Interest in automobiles led Cowger to become a co-op student at General Motors Institute (GMI) in Kansas City during 1967. His time there saw him carrying out tasks such as hanging doors or molding seats at the original Fairfax assembly plant, which was replaced by the current GM Fairfax plant in 1987.
Gary Cowger earned his bachelor’s degree from GMI in 1970, followed by a Massachusetts Institute of Technology management degree in 1978. This educational background together with his energy and knowledge provided a springboard in managerial positions at several of The General’s plants between 1979 and 1987.
During his stint as a plant manager at the Lordstown, Ohio facility, Gary Cowger made his mark through successful negotiations with the United Auto Workers (UAW).
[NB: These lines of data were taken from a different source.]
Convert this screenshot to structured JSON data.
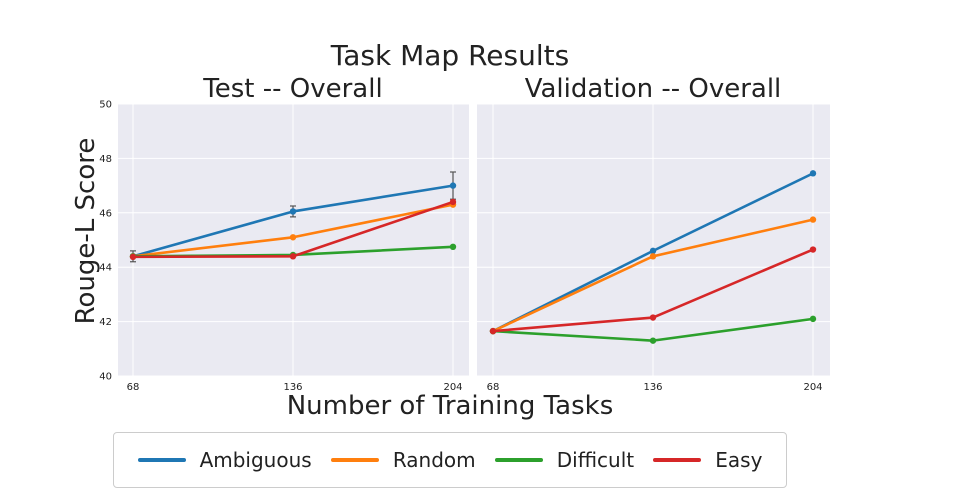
{
  "chart_data": {
    "type": "line",
    "title": "Task Map Results",
    "xlabel": "Number of Training Tasks",
    "ylabel": "Rouge-L Score",
    "ylim": [
      40,
      50
    ],
    "yticks": [
      "40",
      "42",
      "44",
      "46",
      "48",
      "50"
    ],
    "x": [
      68,
      136,
      204
    ],
    "xticks": [
      "68",
      "136",
      "204"
    ],
    "colors": {
      "Ambiguous": "#1f77b4",
      "Random": "#ff7f0e",
      "Difficult": "#2ca02c",
      "Easy": "#d62728"
    },
    "legend": [
      "Ambiguous",
      "Random",
      "Difficult",
      "Easy"
    ],
    "panels": [
      {
        "title": "Test -- Overall",
        "series": [
          {
            "name": "Ambiguous",
            "values": [
              44.4,
              46.05,
              47.0
            ],
            "errors": [
              0.2,
              0.2,
              0.5
            ]
          },
          {
            "name": "Random",
            "values": [
              44.4,
              45.1,
              46.3
            ]
          },
          {
            "name": "Difficult",
            "values": [
              44.4,
              44.45,
              44.75
            ]
          },
          {
            "name": "Easy",
            "values": [
              44.38,
              44.4,
              46.4
            ]
          }
        ]
      },
      {
        "title": "Validation -- Overall",
        "series": [
          {
            "name": "Ambiguous",
            "values": [
              41.65,
              44.6,
              47.45
            ]
          },
          {
            "name": "Random",
            "values": [
              41.65,
              44.4,
              45.75
            ]
          },
          {
            "name": "Difficult",
            "values": [
              41.65,
              41.3,
              42.1
            ]
          },
          {
            "name": "Easy",
            "values": [
              41.65,
              42.15,
              44.65
            ]
          }
        ]
      }
    ]
  }
}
His willingness to communicate on a regular basis reduced friction between the union and management.
1994 saw Gary Cowger take over as the president of GM’s branch in Mexico. Remaining there for four years, he proved himself by doubling the market share of GM vehicles, making it the premier automaker in Mexico. Sent to Germany in 1998, he was recalled almost immediately to broker an agreement following a major strike in Flint, Michigan. At this point, he picked one of his executive assistants, future GM CEO Mary Barra, to serve as communications lead.
Gary Cowger mentored Barra through about ten years of his later career at GM. He became president of GM North America in 2001 and continued in that post until 2005. In that year, with GM struggling financially and its shares trading at their lowest point in the previous 10 years, CEO Rick Wagoner relieved Cowger of his position as president and assumed direct control of GM North America himself.
Wagoner reassigned Gary Cowger to his area of proven expertise, chief of global labor relations and manufacturing. Before his retirement from GM in 2009, the same year Wagoner resigned, Cowger helped pave the way for the “new GM” that emerged after The General’s 2009 bankruptcy by negotiating important deals with the UAW.
After Gary Cowger passed away at his home in Plano, Texas, Mary Barra issued a statement expressing her sadness at his passing, describing him as a mentor and an influential leader.